Em primeiro plano,é indubitável que a contemporaniedade tem como forma produtiva o meio técnico-científico-informacional,como ilustrado pelo geógrafo Milton Santos,no qual existem máquinas e equipamentos modernos.Nesse sentido,algumas profissões ,como a de reposição de bobinas ou telefonista,não fornecem utilidade alta para os empregadores,já que eles possuem um sistema automatizado.Sob essa óptica,muitos canarinhos não são aptos no aspecto tecnológico,como prova o estudo do IBGE,realizado em 2018,no qual quase metade dos entrevistados não utilizavam o computador.Sendo assim,há um aumento contínuo do desemprego estrutural previsto,caso nenhuma capacitação seja ofertada à população.
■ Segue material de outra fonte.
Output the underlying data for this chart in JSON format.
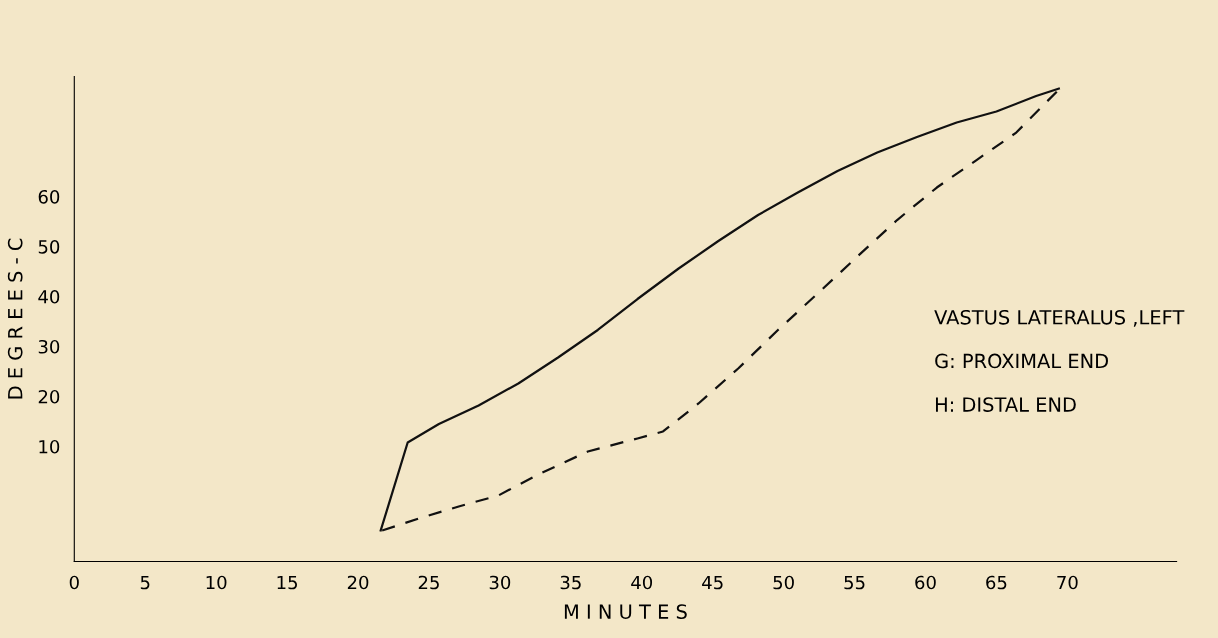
{
  "chart_data": {
    "type": "line",
    "xlabel": "M I N U T E S",
    "ylabel": "D E G R E E S - C",
    "xlim": [
      0,
      77.7
    ],
    "ylim": [
      -13,
      84
    ],
    "xticks": [
      0,
      5,
      10,
      15,
      20,
      25,
      30,
      35,
      40,
      45,
      50,
      55,
      60,
      65,
      70
    ],
    "yticks": [
      10,
      20,
      30,
      40,
      50,
      60
    ],
    "grid": false,
    "legend": false,
    "series": [
      {
        "color": "#111111",
        "line_style": "solid",
        "x": [
          21.6,
          23.5,
          25.7,
          28.5,
          31.3,
          34.1,
          36.9,
          39.7,
          42.6,
          45.4,
          48.2,
          51.0,
          53.8,
          56.6,
          59.4,
          62.2,
          65.0,
          67.8,
          69.4
        ],
        "values": [
          -6.8,
          10.8,
          14.5,
          18.2,
          22.6,
          27.8,
          33.3,
          39.5,
          45.6,
          51.1,
          56.3,
          60.8,
          65.1,
          68.8,
          71.9,
          74.8,
          77.0,
          80.1,
          81.6
        ]
      },
      {
        "color": "#111111",
        "line_style": "dashed",
        "x": [
          21.7,
          24.3,
          27.1,
          29.9,
          32.7,
          36.2,
          39.7,
          41.5,
          44.0,
          46.8,
          49.6,
          52.4,
          55.2,
          58.0,
          60.8,
          63.6,
          66.4,
          69.4
        ],
        "values": [
          -6.8,
          -4.4,
          -2.0,
          0.2,
          4.4,
          9.0,
          11.6,
          13.0,
          18.6,
          25.6,
          33.3,
          40.6,
          48.0,
          55.3,
          61.8,
          67.3,
          72.8,
          81.4
        ]
      }
    ],
    "annotations": [
      "VASTUS LATERALUS ,LEFT",
      "G: PROXIMAL END",
      "H: DISTAL END"
    ]
  }
}
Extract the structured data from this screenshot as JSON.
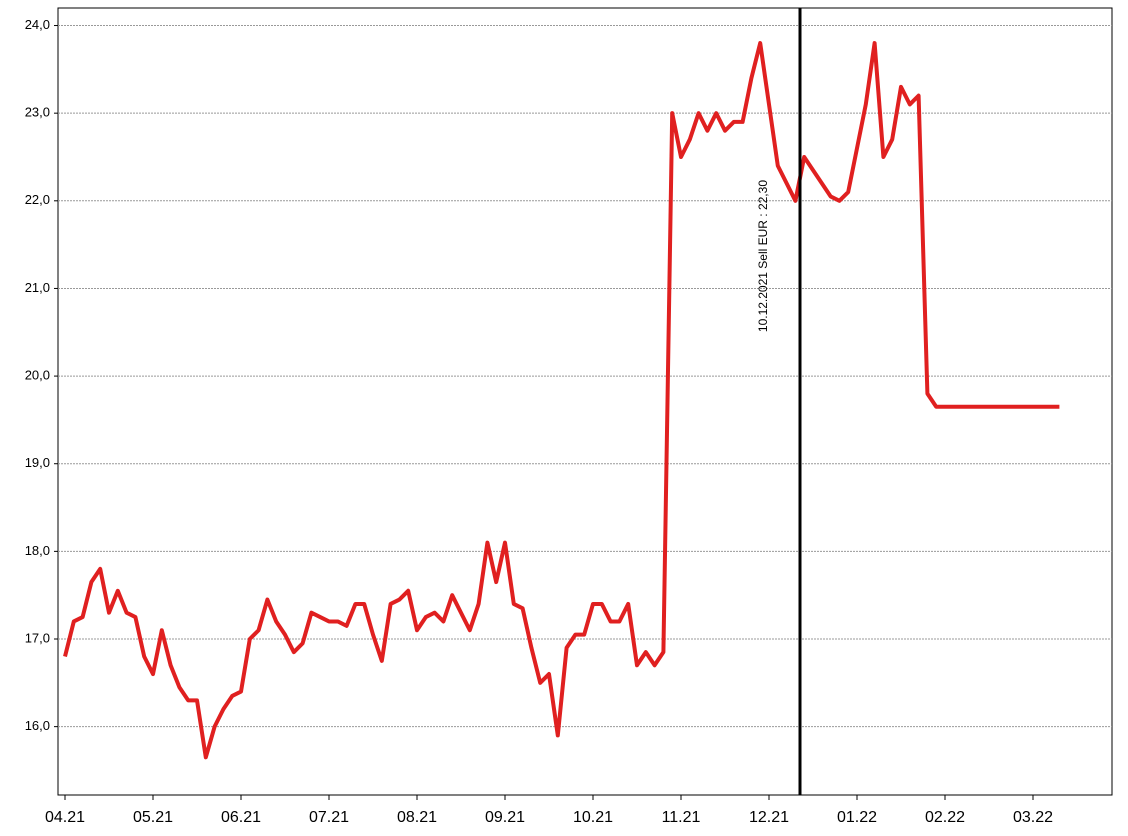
{
  "chart_data": {
    "type": "line",
    "annotation": "10.12.2021 Sell EUR : 22,30",
    "categories": [
      "04.21",
      null,
      null,
      null,
      null,
      null,
      null,
      null,
      null,
      null,
      "05.21",
      null,
      null,
      null,
      null,
      null,
      null,
      null,
      null,
      null,
      "06.21",
      null,
      null,
      null,
      null,
      null,
      null,
      null,
      null,
      null,
      "07.21",
      null,
      null,
      null,
      null,
      null,
      null,
      null,
      null,
      null,
      "08.21",
      null,
      null,
      null,
      null,
      null,
      null,
      null,
      null,
      null,
      "09.21",
      null,
      null,
      null,
      null,
      null,
      null,
      null,
      null,
      null,
      "10.21",
      null,
      null,
      null,
      null,
      null,
      null,
      null,
      null,
      null,
      "11.21",
      null,
      null,
      null,
      null,
      null,
      null,
      null,
      null,
      null,
      "12.21",
      null,
      null,
      null,
      null,
      null,
      null,
      null,
      null,
      null,
      "01.22",
      null,
      null,
      null,
      null,
      null,
      null,
      null,
      null,
      null,
      "02.22",
      null,
      null,
      null,
      null,
      null,
      null,
      null,
      null,
      null,
      "03.22",
      null,
      null,
      null
    ],
    "series": [
      {
        "color": "#e02020",
        "values": [
          16.8,
          17.2,
          17.25,
          17.65,
          17.8,
          17.3,
          17.55,
          17.3,
          17.25,
          16.8,
          16.6,
          17.1,
          16.7,
          16.45,
          16.3,
          16.3,
          15.65,
          16.0,
          16.2,
          16.35,
          16.4,
          17.0,
          17.1,
          17.45,
          17.2,
          17.05,
          16.85,
          16.95,
          17.3,
          17.25,
          17.2,
          17.2,
          17.15,
          17.4,
          17.4,
          17.05,
          16.75,
          17.4,
          17.45,
          17.55,
          17.1,
          17.25,
          17.3,
          17.2,
          17.5,
          17.3,
          17.1,
          17.4,
          18.1,
          17.65,
          18.1,
          17.4,
          17.35,
          16.9,
          16.5,
          16.6,
          15.9,
          16.9,
          17.05,
          17.05,
          17.4,
          17.4,
          17.2,
          17.2,
          17.4,
          16.7,
          16.85,
          16.7,
          16.85,
          23.0,
          22.5,
          22.7,
          23.0,
          22.8,
          23.0,
          22.8,
          22.9,
          22.9,
          23.4,
          23.8,
          23.1,
          22.4,
          22.2,
          22.0,
          22.5,
          22.35,
          22.2,
          22.05,
          22.0,
          22.1,
          22.6,
          23.1,
          23.8,
          22.5,
          22.7,
          23.3,
          23.1,
          23.2,
          19.8,
          19.65,
          19.65,
          19.65,
          19.65,
          19.65,
          19.65,
          19.65,
          19.65,
          19.65,
          19.65,
          19.65,
          19.65,
          19.65,
          19.65,
          19.65
        ]
      }
    ],
    "ylim": [
      15.22,
      24.2
    ],
    "yticks": [
      {
        "value": 16,
        "label": "16,0"
      },
      {
        "value": 17,
        "label": "17,0"
      },
      {
        "value": 18,
        "label": "18,0"
      },
      {
        "value": 19,
        "label": "19,0"
      },
      {
        "value": 20,
        "label": "20,0"
      },
      {
        "value": 21,
        "label": "21,0"
      },
      {
        "value": 22,
        "label": "22,0"
      },
      {
        "value": 23,
        "label": "23,0"
      },
      {
        "value": 24,
        "label": "24,0"
      }
    ],
    "grid": true
  }
}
Outrossim,após a Reforma Trabalhista,ocorrida em 2017,é notório o avanço do emprego informal.Uma vez que a menor regulamentação nesse projeto ofereceu a possibilidade do empregador alterar jornadas de trabalho, salário e outros quesitos que o satisfaça e não sejam necessariamente bons ao contratado.Consoante a isso,o sociólogo Karl Marx elucida a existência de um Exército Industrial de Reserva que se trata de pessoas marginalizadas,de baixa renda,que se destinam a subempregos,como muitos brasílicos,pela necessidade e pouca instrução.Então,a flexibilização das leis laboris pode prejudicar o empregado sem que ele perceba isso e aumentar a quantia de serviços mau remunerados e degradantes.
Depreende-se,portanto,a urgência de mitigar o desemprego conjuntural e de ajustar as relações trabalhistas.Para isso,cabe ao Ministério da Educação formular o ensino de informática voltado para o trabalho aos jovens e adultos,por meio de cursos gratuitos, como os preparatórios do ENCEJA,a fim de tornar mais brasileiros aptos ao trabalho moderno.Ademais,é dever da Secretaria do Trabalho fornecer a análise de contratos empregatícios,por meio da realização e divulgação de sessões gratuitas de atendimento individual à população,nas quais cada pessoa receba exclarecimentos sobre a legalidade e restrições da oferta de emprego que recebeu.Assim,pressupõem-se que menos indivíduos no Brasil realizem serviços ou passem por situações degradantes como as de Carolina de Jesus.